On the fourth day of our Road trip we woke at 4am in a tent in Tombstone territorial park Yukon to the blazing sun. Although it was bright and sunny it was very cold. Eric started a fire as I began to transport the children back into the warmth of van. They ate hot beans while we took down the tent and packed it in. Moments later they were all fast asleep again.
It was Just the two of us on the tundra, with a pack of sleeping little ones in the back. The sun danced all over the landscape, and it was so beautiful that I was eventually overcome with emotion. Being that alone does something to you, it’s sort of like taking a giant breath out after holding it in for a long time. There was no one anywhere forever, and it was exhilarating and comforting at the same time. We drove through the mountains, watching for wild horses as the signs cautioned us to do. Sometimes we were silent, other times we talked about our hopes and dreams, our plans and our fears. It was one of those moments where we looked and really saw each other, like the focusing of a camera lens.
I had decided that I wanted the children to get out onto the tundra, and feel the treeless ground under their feet. There was a colourful mosaic of moss flowers and lichen, and it seemed to me that a picnic on the tundra would be great for lunch. We pulled over, put on sweaters and got out. Everyone went to run – but then a strange thing happened. We sunk.
The tundra is not hard like it seems, it is very lumpy and in the warmer weather it is soft and squidgey. The other reason we could not picnic here was that there were birds in the ground. Birds, living under our feet were flying out as we tried to walk. Everyone was falling over, getting their feet stuck and dodging underground bird (caves?), so we just stood still for awhile, enjoying the ultimate peacefulness. The kids observed the different flowers and mosses, and crept up on some curious ground birds. Soon enough we had to continue our journey because of the wind and cold. We drove on towards the northern most part of the accessible world, and then we got nervous.
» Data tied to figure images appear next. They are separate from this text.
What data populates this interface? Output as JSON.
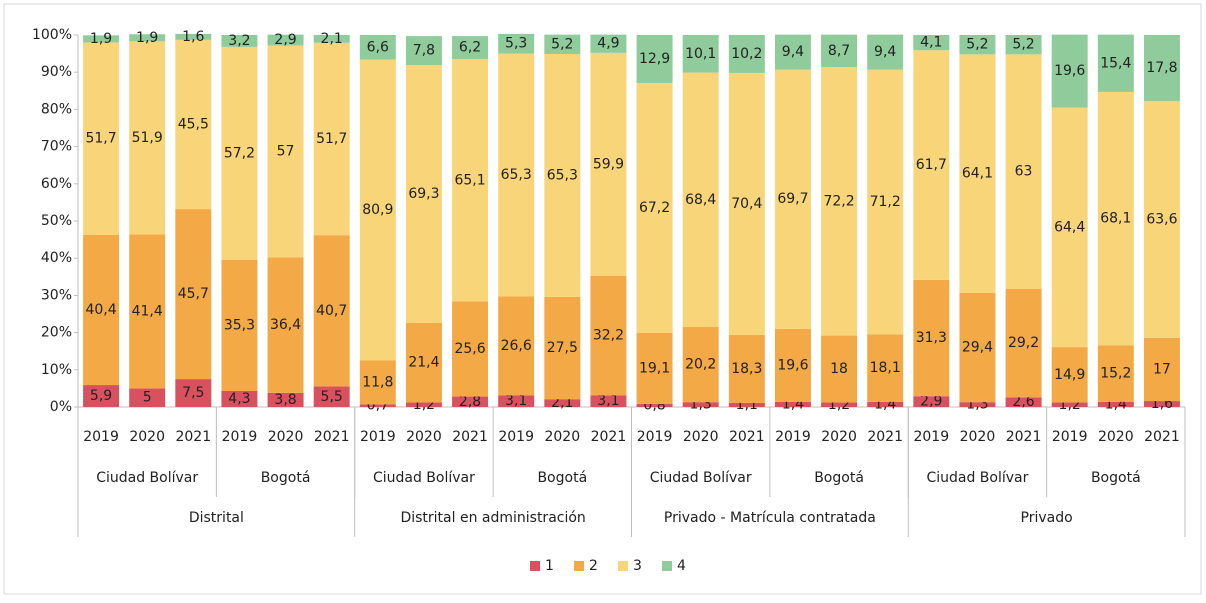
{
  "chart_data": {
    "type": "stacked_bar_100",
    "categories": [
      "2019",
      "2020",
      "2021",
      "2019",
      "2020",
      "2021",
      "2019",
      "2020",
      "2021",
      "2019",
      "2020",
      "2021",
      "2019",
      "2020",
      "2021",
      "2019",
      "2020",
      "2021",
      "2019",
      "2020",
      "2021",
      "2019",
      "2020",
      "2021"
    ],
    "city_groups": [
      "Ciudad Bolívar",
      "Bogotá",
      "Ciudad Bolívar",
      "Bogotá",
      "Ciudad Bolívar",
      "Bogotá",
      "Ciudad Bolívar",
      "Bogotá"
    ],
    "sector_groups": [
      "Distrital",
      "Distrital en administración",
      "Privado - Matrícula contratada",
      "Privado"
    ],
    "series": [
      {
        "name": "1",
        "color": "#d9515e",
        "values": [
          5.9,
          5,
          7.5,
          4.3,
          3.8,
          5.5,
          0.7,
          1.2,
          2.8,
          3.1,
          2.1,
          3.1,
          0.8,
          1.3,
          1.1,
          1.4,
          1.2,
          1.4,
          2.9,
          1.3,
          2.6,
          1.2,
          1.4,
          1.6
        ],
        "value_labels": [
          "5,9",
          "5",
          "7,5",
          "4,3",
          "3,8",
          "5,5",
          "0,7",
          "1,2",
          "2,8",
          "3,1",
          "2,1",
          "3,1",
          "0,8",
          "1,3",
          "1,1",
          "1,4",
          "1,2",
          "1,4",
          "2,9",
          "1,3",
          "2,6",
          "1,2",
          "1,4",
          "1,6"
        ]
      },
      {
        "name": "2",
        "color": "#f4a947",
        "values": [
          40.4,
          41.4,
          45.7,
          35.3,
          36.4,
          40.7,
          11.8,
          21.4,
          25.6,
          26.6,
          27.5,
          32.2,
          19.1,
          20.2,
          18.3,
          19.6,
          18,
          18.1,
          31.3,
          29.4,
          29.2,
          14.9,
          15.2,
          17
        ],
        "value_labels": [
          "40,4",
          "41,4",
          "45,7",
          "35,3",
          "36,4",
          "40,7",
          "11,8",
          "21,4",
          "25,6",
          "26,6",
          "27,5",
          "32,2",
          "19,1",
          "20,2",
          "18,3",
          "19,6",
          "18",
          "18,1",
          "31,3",
          "29,4",
          "29,2",
          "14,9",
          "15,2",
          "17"
        ]
      },
      {
        "name": "3",
        "color": "#f9d57a",
        "values": [
          51.7,
          51.9,
          45.5,
          57.2,
          57,
          51.7,
          80.9,
          69.3,
          65.1,
          65.3,
          65.3,
          59.9,
          67.2,
          68.4,
          70.4,
          69.7,
          72.2,
          71.2,
          61.7,
          64.1,
          63,
          64.4,
          68.1,
          63.6
        ],
        "value_labels": [
          "51,7",
          "51,9",
          "45,5",
          "57,2",
          "57",
          "51,7",
          "80,9",
          "69,3",
          "65,1",
          "65,3",
          "65,3",
          "59,9",
          "67,2",
          "68,4",
          "70,4",
          "69,7",
          "72,2",
          "71,2",
          "61,7",
          "64,1",
          "63",
          "64,4",
          "68,1",
          "63,6"
        ]
      },
      {
        "name": "4",
        "color": "#8fcb9b",
        "values": [
          1.9,
          1.9,
          1.6,
          3.2,
          2.9,
          2.1,
          6.6,
          7.8,
          6.2,
          5.3,
          5.2,
          4.9,
          12.9,
          10.1,
          10.2,
          9.4,
          8.7,
          9.4,
          4.1,
          5.2,
          5.2,
          19.6,
          15.4,
          17.8
        ],
        "value_labels": [
          "1,9",
          "1,9",
          "1,6",
          "3,2",
          "2,9",
          "2,1",
          "6,6",
          "7,8",
          "6,2",
          "5,3",
          "5,2",
          "4,9",
          "12,9",
          "10,1",
          "10,2",
          "9,4",
          "8,7",
          "9,4",
          "4,1",
          "5,2",
          "5,2",
          "19,6",
          "15,4",
          "17,8"
        ]
      }
    ],
    "ylim": [
      0,
      100
    ],
    "yticks": [
      {
        "value": 0,
        "label": "0%"
      },
      {
        "value": 10,
        "label": "10%"
      },
      {
        "value": 20,
        "label": "20%"
      },
      {
        "value": 30,
        "label": "30%"
      },
      {
        "value": 40,
        "label": "40%"
      },
      {
        "value": 50,
        "label": "50%"
      },
      {
        "value": 60,
        "label": "60%"
      },
      {
        "value": 70,
        "label": "70%"
      },
      {
        "value": 80,
        "label": "80%"
      },
      {
        "value": 90,
        "label": "90%"
      },
      {
        "value": 100,
        "label": "100%"
      }
    ],
    "legend": "bottom"
  }
}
What if it rained again? Too much rain and the road would be washed out and we would be stranded. We decided that we would only drive so far and then turn around and head to Dawson city. Tuktoyuktuk was inaccessible to us anyway, so we would have to come back. As responsible decision as it was, it left us with a pang of regret. It quickly dissipated when we returned to the land of humans, and discovered the giant nail that was in our tire, slowly leaking air.